Other frustrating and terrible decisions involved home health patients because the “rules” demanded that caregivers could only continue treating them as long as they were either getting better or getting worse. Yet, for example, pressure wounds go into stasis for a considerable period of time, so according to the rules, we would have to stop treating the patient until the wound once again deteriorated and then we could go back…until the wound once again improved and went into stasis again, and once again we were required to stop. We tried to teach family members what to do, but it usually wasn’t sufficient to meet the patient’s needs. So the choice was to “lie” in the patient record or go into this cycle of treatment and neglect.

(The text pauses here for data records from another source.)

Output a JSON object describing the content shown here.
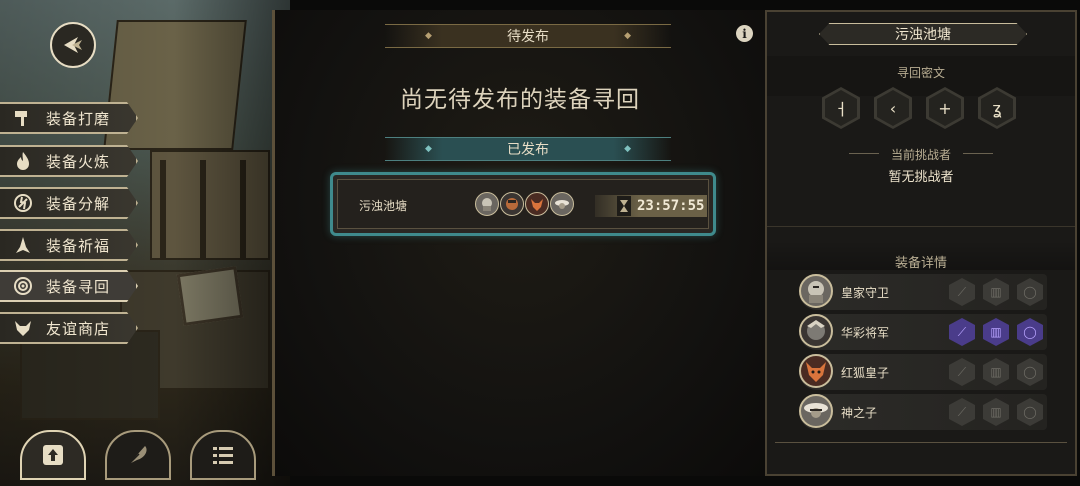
{
  "sidebar": {
    "items": [
      {
        "label": "装备打磨",
        "icon": "hammer-icon"
      },
      {
        "label": "装备火炼",
        "icon": "flame-icon"
      },
      {
        "label": "装备分解",
        "icon": "break-icon"
      },
      {
        "label": "装备祈福",
        "icon": "pray-icon"
      },
      {
        "label": "装备寻回",
        "icon": "target-icon"
      },
      {
        "label": "友谊商店",
        "icon": "fox-icon"
      }
    ]
  },
  "center": {
    "pending_header": "待发布",
    "pending_empty": "尚无待发布的装备寻回",
    "published_header": "已发布",
    "published": {
      "name": "污浊池塘",
      "timer": "23:57:55"
    }
  },
  "right": {
    "title": "污浊池塘",
    "cipher_label": "寻回密文",
    "challenger_label": "当前挑战者",
    "challenger_value": "暂无挑战者",
    "details_label": "装备详情",
    "equipment": [
      {
        "name": "皇家守卫",
        "slots_active": false
      },
      {
        "name": "华彩将军",
        "slots_active": true
      },
      {
        "name": "红狐皇子",
        "slots_active": false
      },
      {
        "name": "神之子",
        "slots_active": false
      }
    ]
  },
  "colors": {
    "accent": "#c9bd9c",
    "panel": "#1a1917",
    "active_slot": "#4a3c8a",
    "teal": "#2c5a5c"
  }
}
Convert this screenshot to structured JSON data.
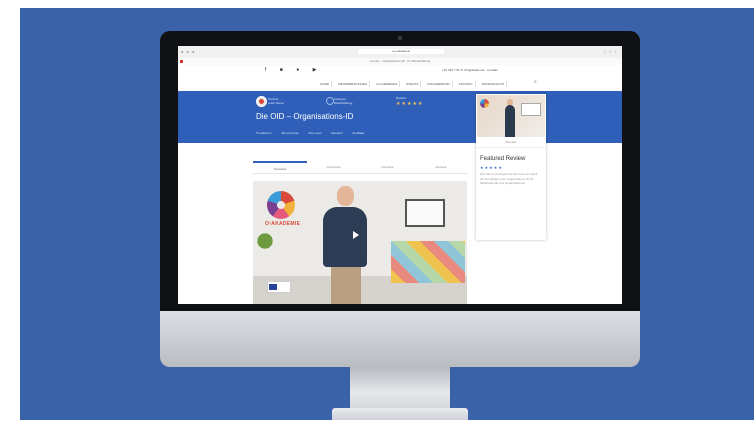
{
  "browser": {
    "url": "o-n-akademie",
    "notice": "Auf der · Organisations-ID · Ihr Weiterbildung",
    "traffic_icons": "● ● ●",
    "right_icons": "□ □ +"
  },
  "topbar": {
    "social_icons": "f ■ ● ▶",
    "contact": "+49 345 7 91 ✉ info@akademie  · Kontakt"
  },
  "nav": {
    "items": [
      "HOME",
      "WEITERBILDUNGEN",
      "ALLGEMEINES",
      "EVENTS",
      "FINANZIERUNG",
      "KONTAKT",
      "DATENSCHUTZ"
    ],
    "search_icon": "⌕"
  },
  "course": {
    "teacher_label": "Teacher",
    "teacher_name": "Autor Name",
    "category_label": "Category",
    "category_value": "Weiterbildung",
    "review_label": "Review",
    "stars": "★★★★★",
    "title": "Die OID – Organisations-ID",
    "meta": [
      "5 Lektionen",
      "28 Lernende",
      "Alle Level",
      "Deutsch",
      "Zertifikat"
    ]
  },
  "tabs": [
    "Overview",
    "Curriculum",
    "Instructor",
    "Reviews"
  ],
  "video": {
    "brand": "O²AKADEMIE",
    "play_icon": "play-icon"
  },
  "sidebar_card": {
    "preview_label": "Preview",
    "featured_title": "Featured Review",
    "featured_stars": "★★★★★",
    "featured_text": "Die OID und entsprechende Kurs vermittelt die Grundlagen der Organisations-ID für Mitarbeitende und Organisationen."
  },
  "colors": {
    "background": "#3a62a8",
    "hero": "#2f5fb8",
    "accent": "#f3c44b"
  }
}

These are only three instances among hundreds. Why do so many of us choose to do the right thing rather than the “good” thing when they conflict? Because the right thing is so much more objective: we have ethical codes, laws, rules, and regulations to help guide us. The “good” thing is very subjective. It is influenced by personal value systems, culture, mores, past experiences, desired futures, pain threshholds, religious beliefs, and fears. Moreover, when the “right” thing to do is unjust, we can publicly discuss it with others, and change it so as to reduce or eliminate its conflict with what we see as the “good” thing to do. But the “good” thing to do is indeed subjective. No one person, however educated or well intentioned, ought to make decisions for someone else based on his or her personal perception of the good. That’s why we have — and debate and sometimes change — laws and rules and codes of ethics.
I thank this letter writer for giving me many opportunities to discuss why and how we handle one kind of really hard choice. There are others, and I will be writing about them in future columns: problems that involve right versus right, right versus wrong, moral problems versus ethical dilemmas (and why it’s important to know the difference), and the war between compassion and justice (with yourself as well as others).
*For a thought-provoking guide, I suggest reading a small but excellent book: Kidder RM. How Good People Make Tough Choices. Simon and Schuster; NY: 1995.
Leah Curtin is Executive Editor, Professional Outreach for American Nurse Today.